Sometimes patient encounters are not so straightforward and not at all what the clinician is expecting. A mother’s hidden fears may express themselves in seemingly surprising worries or concerns. On such occasions, the relationship-building power of the NBO can be invaluable. The following vignette describes such an encounter, showing how newborn behavioral observation also can be used to great advantage as a way of discovering, prioritizing, and addressing parent concerns. Here, the Lopes twins, born at 38 weeks and 7 pounds each, have been thriving in their first days and are ready to be discharged. Their mother is recovering well from her cesarean section and has multiple family members supporting her. Nurses have found her to be coping well with her infants, although a bit nervous.
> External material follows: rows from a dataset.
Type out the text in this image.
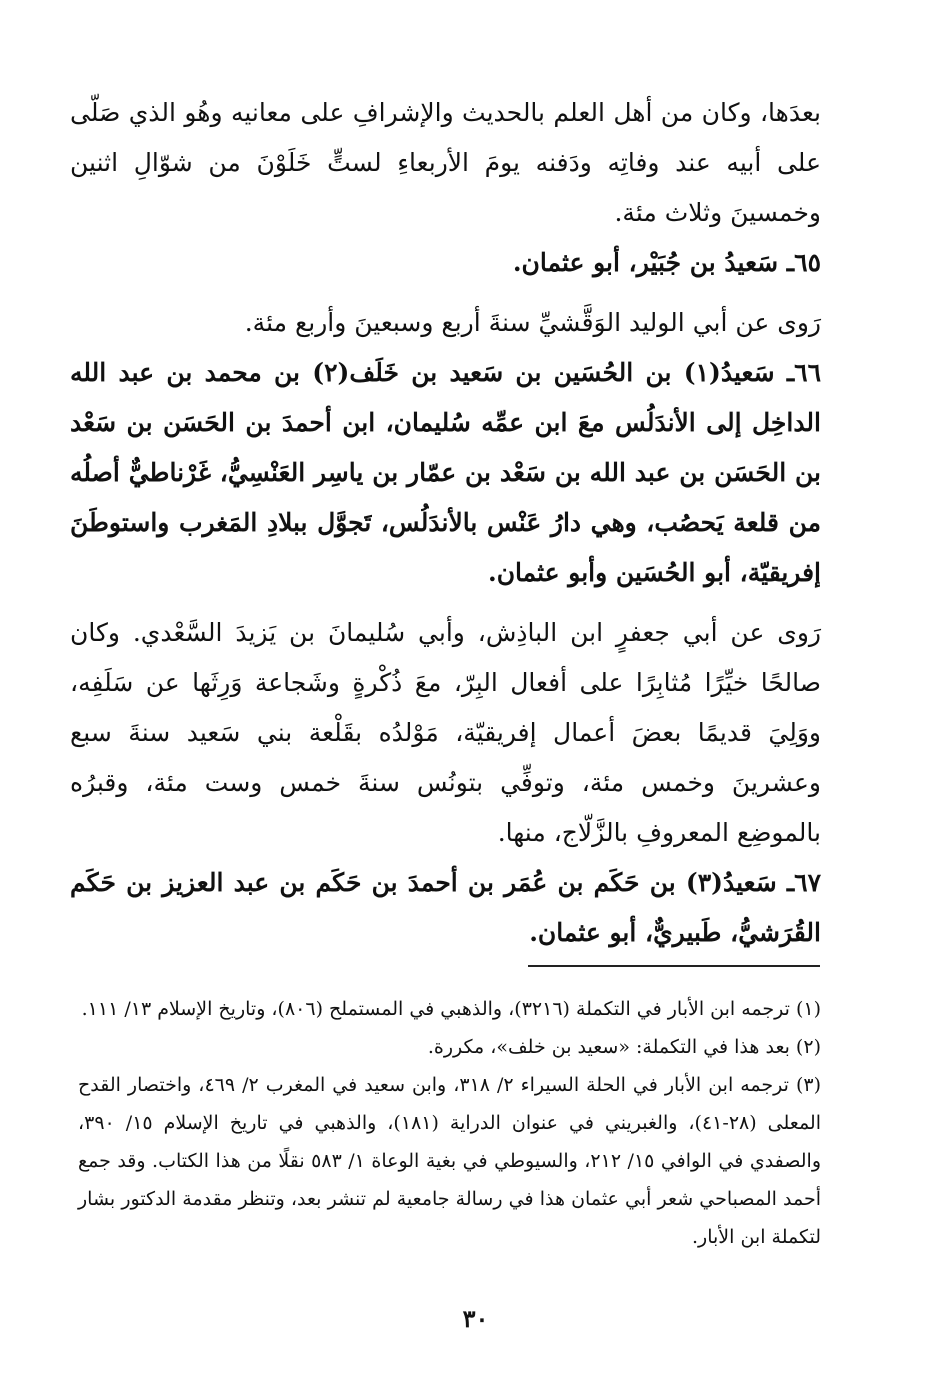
بعدَها، وكان من أهل العلم بالحديث والإشرافِ على معانيه وهُو الذي صَلّى على أبيه عند وفاتِه ودَفنه يومَ الأربعاءِ لستٍّ خَلَوْنَ من شوّالِ اثنين وخمسينَ وثلاث مئة.

٦٥ـ سَعيدُ بن جُبَيْر، أبو عثمان.

رَوى عن أبي الوليد الوَقَّشيِّ سنةَ أربع وسبعينَ وأربع مئة.

٦٦ـ سَعيدُ(١) بن الحُسَين بن سَعيد بن خَلَف(٢) بن محمد بن عبد الله الداخِل إلى الأندَلُس معَ ابن عمِّه سُليمان، ابن أحمدَ بن الحَسَن بن سَعْد بن الحَسَن بن عبد الله بن سَعْد بن عمّار بن ياسِر العَنْسِيُّ، غَرْناطيٌّ أصلُه من قلعة يَحصُب، وهي دارُ عَنْس بالأندَلُس، تَجوَّل ببلادِ المَغرب واستوطَنَ إفريقيّة، أبو الحُسَين وأبو عثمان.

رَوى عن أبي جعفرٍ ابن الباذِش، وأبي سُليمانَ بن يَزيدَ السَّعْدي. وكان صالحًا خيِّرًا مُثابِرًا على أفعال البِرّ، معَ ذُكْرةٍ وشَجاعة وَرِثَها عن سَلَفِه، ووَلِيَ قديمًا بعضَ أعمال إفريقيّة، مَوْلدُه بقَلْعة بني سَعيد سنةَ سبع وعشرينَ وخمس مئة، وتوفِّي بتونُس سنةَ خمس وست مئة، وقبرُه بالموضِع المعروفِ بالزَّلّاج، منها.

٦٧ـ سَعيدُ(٣) بن حَكَم بن عُمَر بن أحمدَ بن حَكَم بن عبد العزيز بن حَكَم القُرَشيُّ، طَبيريٌّ، أبو عثمان.

(١) ترجمه ابن الأبار في التكملة (٣٢١٦)، والذهبي في المستملح (٨٠٦)، وتاريخ الإسلام ١٣/ ١١١.

(٢) بعد هذا في التكملة: «سعيد بن خلف»، مكررة.

(٣) ترجمه ابن الأبار في الحلة السيراء ٢/ ٣١٨، وابن سعيد في المغرب ٢/ ٤٦٩، واختصار القدح المعلى (٢٨-٤١)، والغبريني في عنوان الدراية (١٨١)، والذهبي في تاريخ الإسلام ١٥/ ٣٩٠، والصفدي في الوافي ١٥/ ٢١٢، والسيوطي في بغية الوعاة ١/ ٥٨٣ نقلًا من هذا الكتاب. وقد جمع أحمد المصباحي شعر أبي عثمان هذا في رسالة جامعية لم تنشر بعد، وتنظر مقدمة الدكتور بشار لتكملة ابن الأبار.

٣٠
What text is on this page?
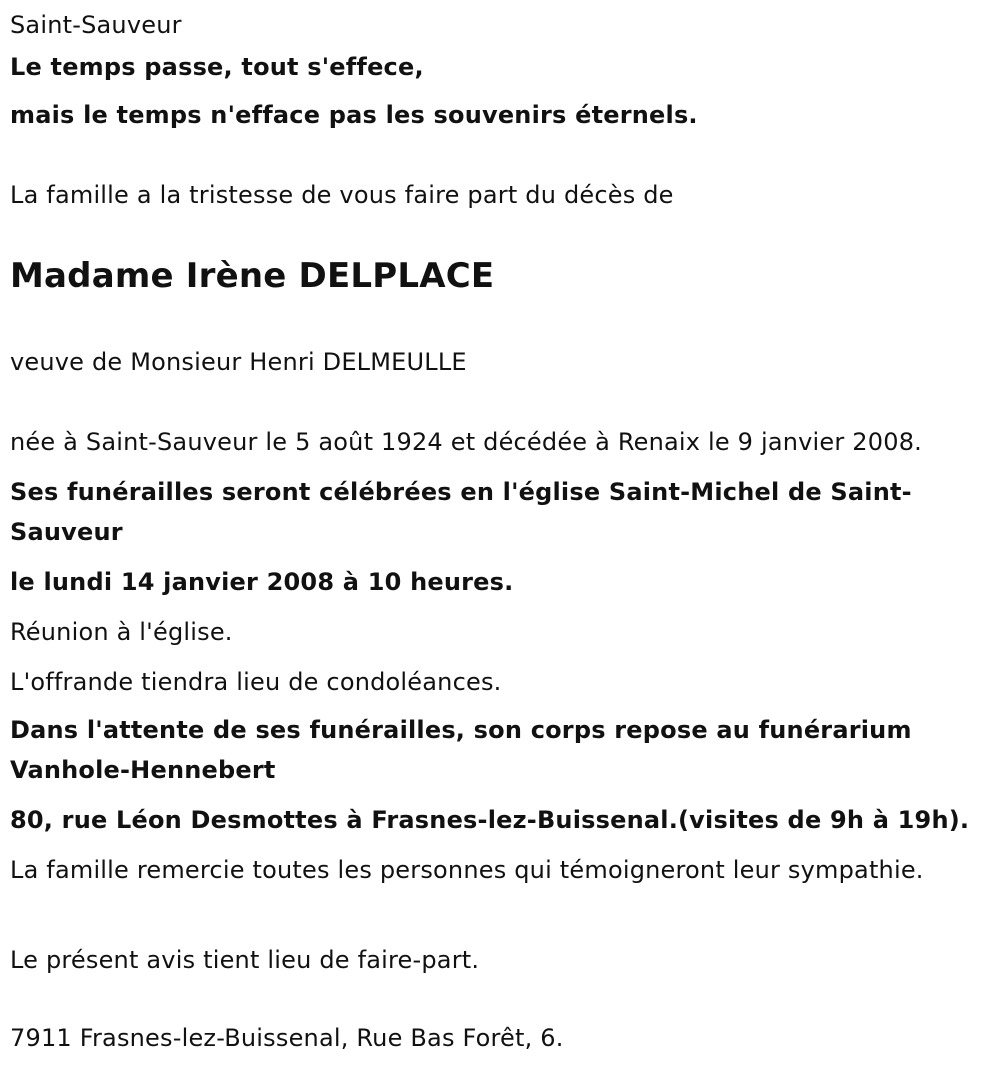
Saint-Sauveur

Le temps passe, tout s'effece,

mais le temps n'efface pas les souvenirs éternels.

La famille a la tristesse de vous faire part du décès de

Madame Irène DELPLACE

veuve de Monsieur Henri DELMEULLE

née à Saint-Sauveur le 5 août 1924 et décédée à Renaix le 9 janvier 2008.

Ses funérailles seront célébrées en l'église Saint-Michel de Saint-Sauveur

le lundi 14 janvier 2008 à 10 heures.

Réunion à l'église.

L'offrande tiendra lieu de condoléances.

Dans l'attente de ses funérailles, son corps repose au funérarium Vanhole-Hennebert

80, rue Léon Desmottes à Frasnes-lez-Buissenal.(visites de 9h à 19h).

La famille remercie toutes les personnes qui témoigneront leur sympathie.

Le présent avis tient lieu de faire-part.

7911 Frasnes-lez-Buissenal, Rue Bas Forêt, 6.
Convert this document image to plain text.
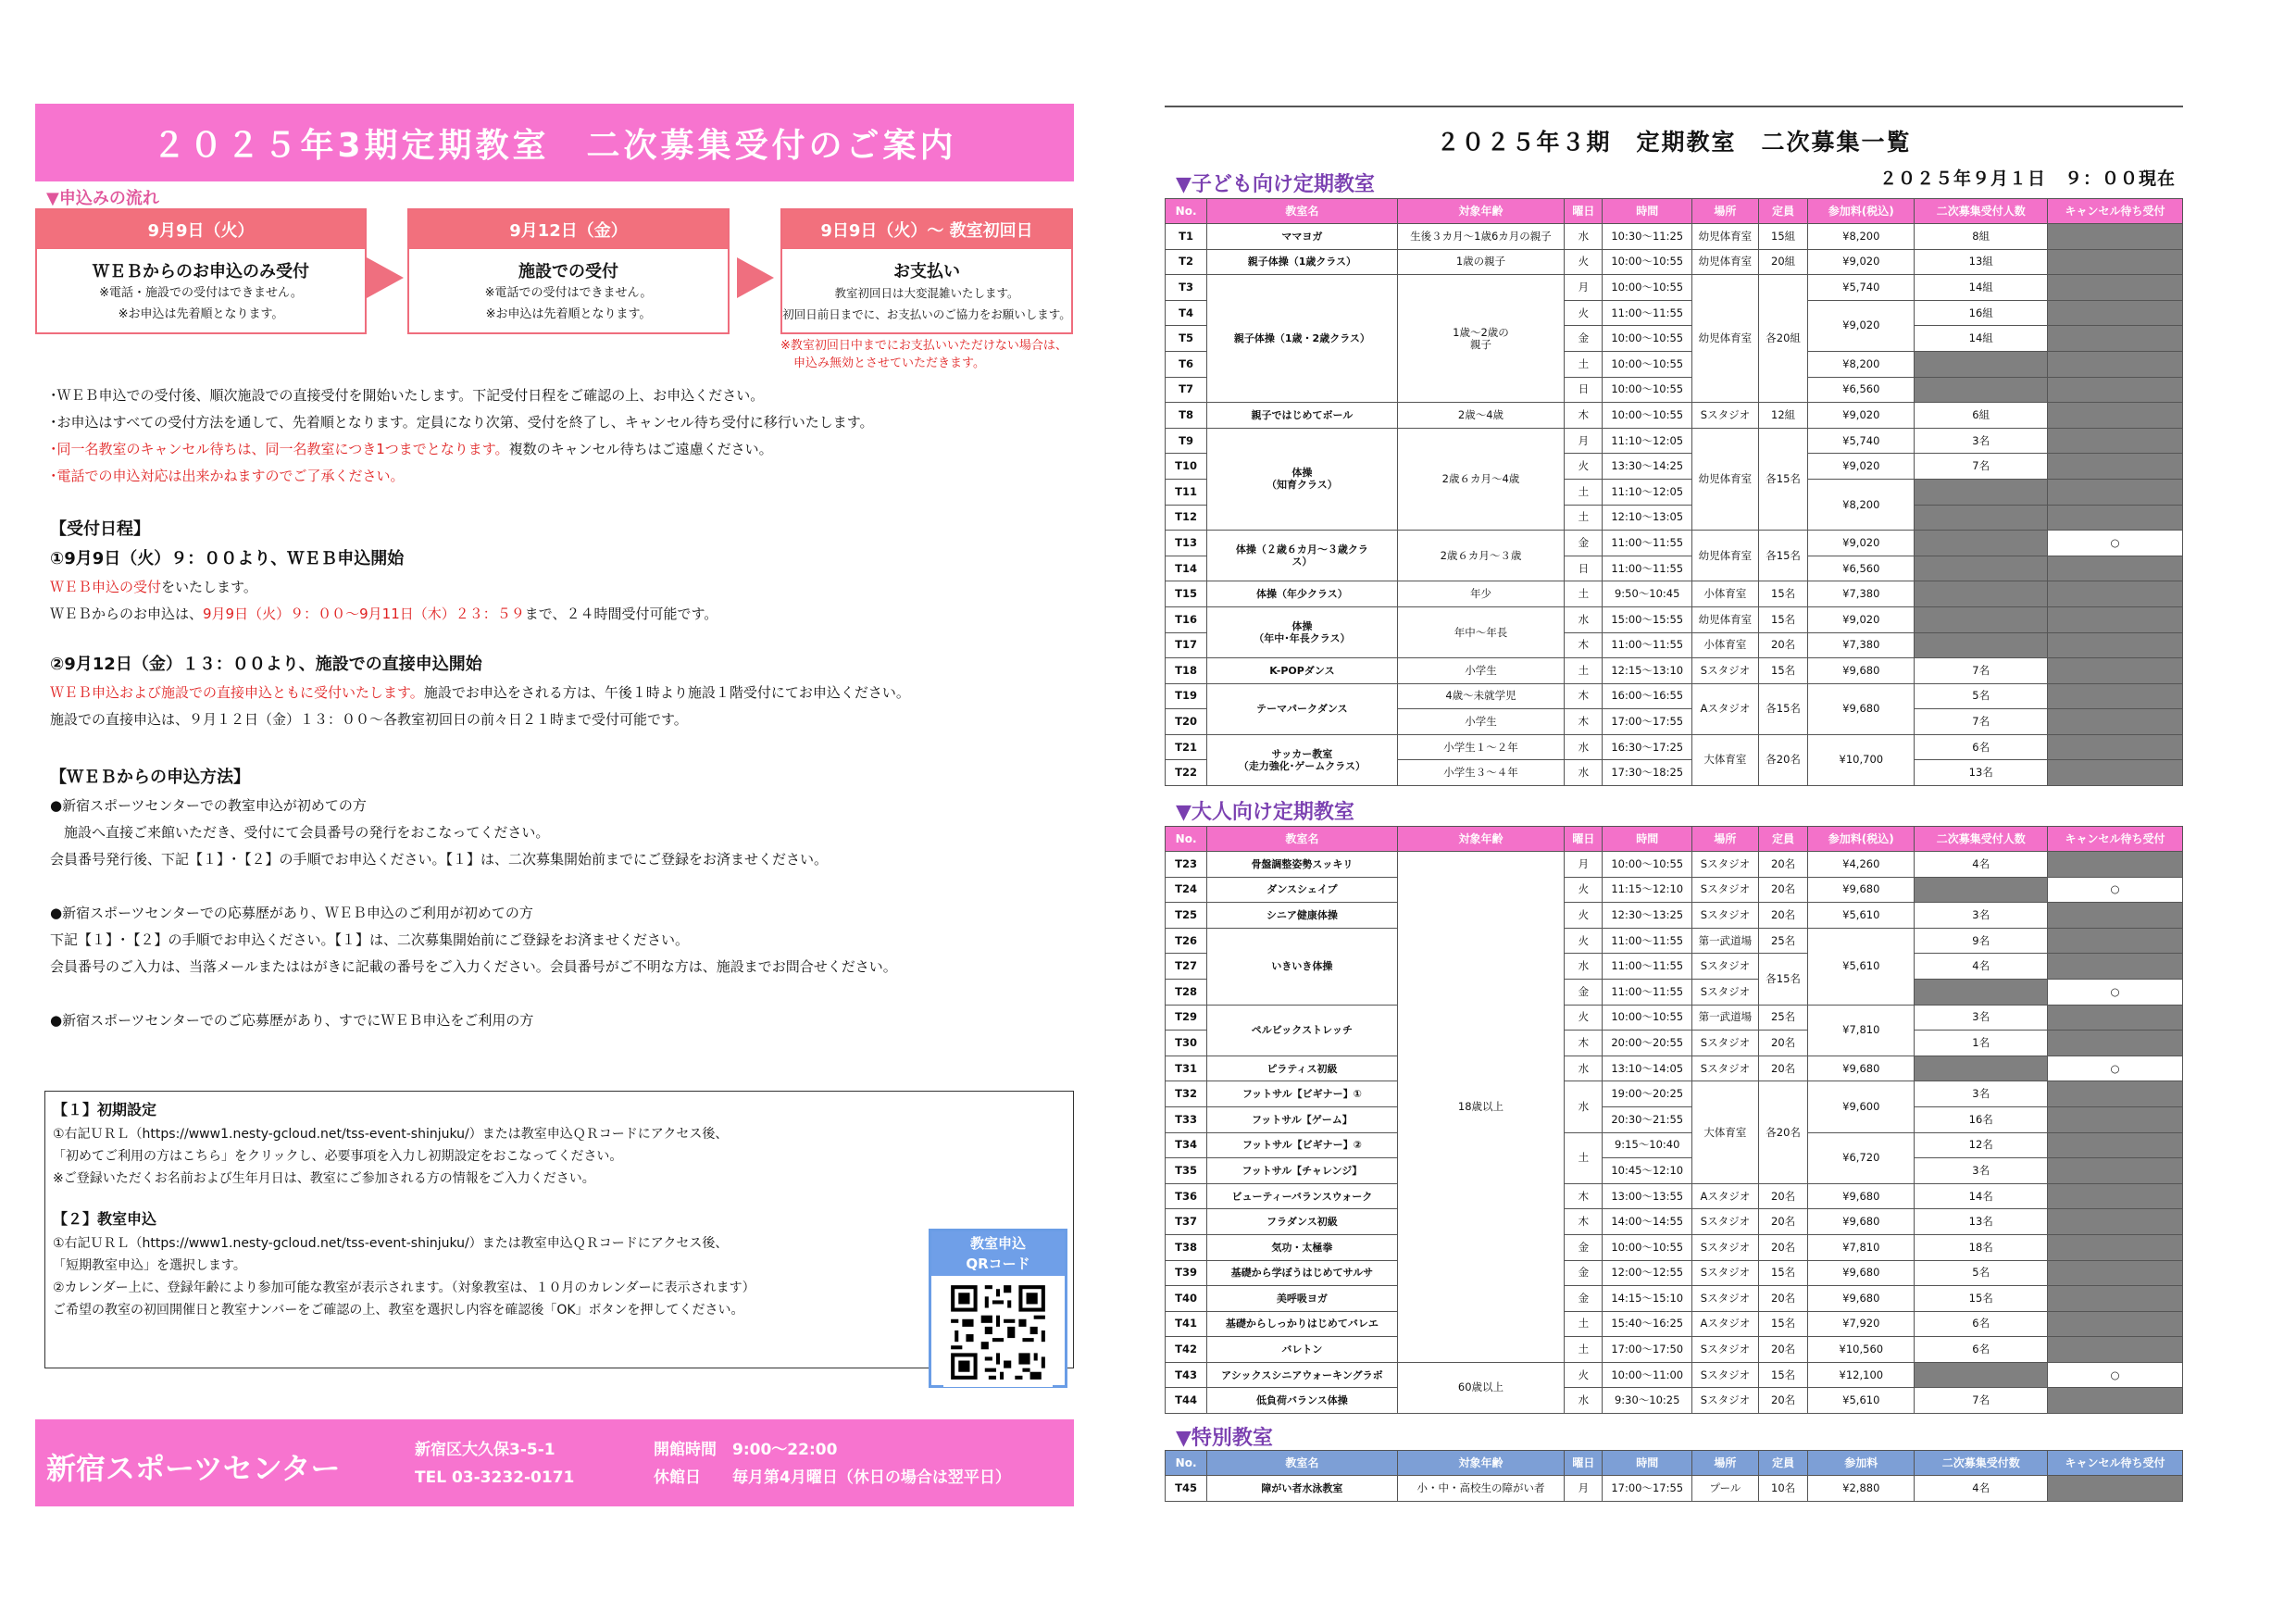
２０２５年3期定期教室　二次募集受付のご案内
▼申込みの流れ
9月9日（火）
ＷＥＢからのお申込のみ受付
※電話・施設での受付はできません。
※お申込は先着順となります。
9月12日（金）
施設での受付
※電話での受付はできません。
※お申込は先着順となります。
9日9日（火）～ 教室初回日
お支払い
教室初回日は大変混雑いたします。
初回日前日までに、お支払いのご協力をお願いします。
※教室初回日中までにお支払いいただけない場合は、
申込み無効とさせていただきます。

･ＷＥＢ申込での受付後、順次施設での直接受付を開始いたします。下記受付日程をご確認の上、お申込ください。

･お申込はすべての受付方法を通して、先着順となります。定員になり次第、受付を終了し、キャンセル待ち受付に移行いたします。

･同一名教室のキャンセル待ちは、同一名教室につき1つまでとなります。複数のキャンセル待ちはご遠慮ください。

･電話での申込対応は出来かねますのでご了承ください。

【受付日程】

①9月9日（火）９：００より、ＷＥＢ申込開始

ＷＥＢ申込の受付をいたします。

ＷＥＢからのお申込は、9月9日（火）９：００～9月11日（木）２３：５９まで、２４時間受付可能です。

②9月12日（金）１３：００より、施設での直接申込開始

ＷＥＢ申込および施設での直接申込ともに受付いたします。施設でお申込をされる方は、午後１時より施設１階受付にてお申込ください。

施設での直接申込は、９月１２日（金）１３：００～各教室初回日の前々日２１時まで受付可能です。

【ＷＥＢからの申込方法】

●新宿スポーツセンターでの教室申込が初めての方

　施設へ直接ご来館いただき、受付にて会員番号の発行をおこなってください。

会員番号発行後、下記【１】･【２】の手順でお申込ください。【１】は、二次募集開始前までにご登録をお済ませください。

●新宿スポーツセンターでの応募歴があり、ＷＥＢ申込のご利用が初めての方

下記【１】･【２】の手順でお申込ください。【１】は、二次募集開始前にご登録をお済ませください。

会員番号のご入力は、当落メールまたははがきに記載の番号をご入力ください。会員番号がご不明な方は、施設までお問合せください。

●新宿スポーツセンターでのご応募歴があり、すでにＷＥＢ申込をご利用の方

【１】初期設定

①右記ＵＲＬ（https://www1.nesty-gcloud.net/tss-event-shinjuku/）または教室申込ＱＲコードにアクセス後、

「初めてご利用の方はこちら」をクリックし、必要事項を入力し初期設定をおこなってください。

※ご登録いただくお名前および生年月日は、教室にご参加される方の情報をご入力ください。

【２】教室申込

①右記ＵＲＬ（https://www1.nesty-gcloud.net/tss-event-shinjuku/）または教室申込ＱＲコードにアクセス後、

「短期教室申込」を選択します。

②カレンダー上に、登録年齢により参加可能な教室が表示されます。（対象教室は、１０月のカレンダーに表示されます）

ご希望の教室の初回開催日と教室ナンバーをご確認の上、教室を選択し内容を確認後「OK」ボタンを押してください。

教室申込
QRコード
新宿スポーツセンター
新宿区大久保3-5-1
TEL 03-3232-0171
開館時間　9:00～22:00
休館日　　毎月第4月曜日（休日の場合は翌平日）
２０２５年３期　定期教室　二次募集一覧
２０２５年９月１日　９：００現在
▼子ども向け定期教室
No.	教室名	対象年齢	曜日	時間	場所	定員	参加料(税込)	二次募集受付人数	キャンセル待ち受付
T1	ママヨガ	生後３カ月～1歳6カ月の親子	水	10:30～11:25	幼児体育室	15組	¥8,200	8組	
T2	親子体操（1歳クラス）	1歳の親子	火	10:00～10:55	幼児体育室	20組	¥9,020	13組	
T3	親子体操（1歳・2歳クラス）	1歳～2歳の
親子	月	10:00～10:55	幼児体育室	各20組	¥5,740	14組	
T4			火	11:00～11:55			¥9,020	16組	
T5			金	10:00～10:55				14組	
T6			土	10:00～10:55			¥8,200		
T7			日	10:00～10:55			¥6,560		
T8	親子ではじめてボール	2歳～4歳	木	10:00～10:55	Sスタジオ	12組	¥9,020	6組	
T9	体操
（知育クラス）	2歳６カ月～4歳	月	11:10～12:05	幼児体育室	各15名	¥5,740	3名	
T10			火	13:30～14:25			¥9,020	7名	
T11			土	11:10～12:05			¥8,200		
T12			土	12:10～13:05					
T13	体操（２歳６カ月～３歳クラ
ス）	2歳６カ月～３歳	金	11:00～11:55	幼児体育室	各15名	¥9,020		○
T14			日	11:00～11:55			¥6,560		
T15	体操（年少クラス）	年少	土	9:50～10:45	小体育室	15名	¥7,380		
T16	体操
（年中･年長クラス）	年中～年長	水	15:00～15:55	幼児体育室	15名	¥9,020		
T17			木	11:00～11:55	小体育室	20名	¥7,380		
T18	K-POPダンス	小学生	土	12:15～13:10	Sスタジオ	15名	¥9,680	7名	
T19	テーマパークダンス	4歳～未就学児	木	16:00～16:55	Aスタジオ	各15名	¥9,680	5名	
T20		小学生	木	17:00～17:55				7名	
T21	サッカー教室
（走力強化･ゲームクラス）	小学生１～２年	水	16:30～17:25	大体育室	各20名	¥10,700	6名	
T22		小学生３～４年	水	17:30～18:25				13名	
▼大人向け定期教室
No.	教室名	対象年齢	曜日	時間	場所	定員	参加料(税込)	二次募集受付人数	キャンセル待ち受付
T23	骨盤調整姿勢スッキリ	18歳以上	月	10:00～10:55	Sスタジオ	20名	¥4,260	4名	
T24	ダンスシェイプ		火	11:15～12:10	Sスタジオ	20名	¥9,680		○
T25	シニア健康体操		火	12:30～13:25	Sスタジオ	20名	¥5,610	3名	
T26	いきいき体操		火	11:00～11:55	第一武道場	25名	¥5,610	9名	
T27			水	11:00～11:55	Sスタジオ	各15名		4名	
T28			金	11:00～11:55	Sスタジオ				○
T29	ペルビックストレッチ		火	10:00～10:55	第一武道場	25名	¥7,810	3名	
T30			木	20:00～20:55	Sスタジオ	20名		1名	
T31	ピラティス初級		水	13:10～14:05	Sスタジオ	20名	¥9,680		○
T32	フットサル【ビギナー】①		水	19:00～20:25	大体育室	各20名	¥9,600	3名	
T33	フットサル【ゲーム】			20:30～21:55				16名	
T34	フットサル【ビギナー】②		土	9:15～10:40			¥6,720	12名	
T35	フットサル【チャレンジ】			10:45～12:10				3名	
T36	ビューティーバランスウォーク		木	13:00～13:55	Aスタジオ	20名	¥9,680	14名	
T37	フラダンス初級		木	14:00～14:55	Sスタジオ	20名	¥9,680	13名	
T38	気功・太極拳		金	10:00～10:55	Sスタジオ	20名	¥7,810	18名	
T39	基礎から学ぼうはじめてサルサ		金	12:00～12:55	Sスタジオ	15名	¥9,680	5名	
T40	美呼吸ヨガ		金	14:15～15:10	Sスタジオ	20名	¥9,680	15名	
T41	基礎からしっかりはじめてバレエ		土	15:40～16:25	Aスタジオ	15名	¥7,920	6名	
T42	バレトン		土	17:00～17:50	Sスタジオ	20名	¥10,560	6名	
T43	アシックスシニアウォーキングラボ	60歳以上	火	10:00～11:00	Sスタジオ	15名	¥12,100		○
T44	低負荷バランス体操		水	9:30～10:25	Sスタジオ	20名	¥5,610	7名	
▼特別教室
No.	教室名	対象年齢	曜日	時間	場所	定員	参加料	二次募集受付数	キャンセル待ち受付
T45	障がい者水泳教室	小・中・高校生の障がい者	月	17:00～17:55	プール	10名	¥2,880	4名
Upon entering the room, Dr. Zhu sees that Ms. Lopes is anxious about taking her newborn twins home. Dr. Zhu puts aside her discharge teaching “agenda” to explore Ms. Lopes’s anxieties. Ms. Lopes expresses her concern that maybe her twins are not ready to go home. Dr. Zhu is perplexed because, looking at the medical record, the infants are healthy, term infants who have transitioned well and are medically stable for hospital discharge after 4 days of life. Rather than explain the medical reasons for why the infants are ready to go home, Dr. Zhu listens. She proposes to Ms. Lopes that they unwrap the infants and look at them together. Immediately, Dr. Zhu senses Ms. Lopes’s anxiety decrease as she perceives that her concerns are being heard. Dr. Zhu uses the language and structure of the NBO to share with Ms. Lopes, with her own infants, the aspects of their examinations that are healthy and typical. The two also look at those important areas of the infants’ physical and developmental stage that will require extra care, such as attention to head control and careful bundling of small newborns. At the end of this brief encounter of shared observation, Ms. Lopes is visibly more open to Dr. Zhu’s opinion regarding safety for discharge. Recognizing Dr. Zhu’s genuine interest in her and her infants, Ms. Lopes volunteers her fear: She describes a friend whose infant died at home. Dr. Zhu acknowledges the mother’s fear and does not meet it with superficial assurances that these infants are typical. Instead, she proposes another option: a visiting nurse to check on mother and infants after discharge. Having been reassured, Ms. Lopes now is mentally available to take in important anticipatory guidance. Having been shown through her own infants aspects of their health, she is less likely to be anxious at home and to convey that anxiety to her infants. Moreover, in the brief minutes that Dr. Zhu spent during this encounter, her relationship with this mother has been strengthened and a key trust has been established.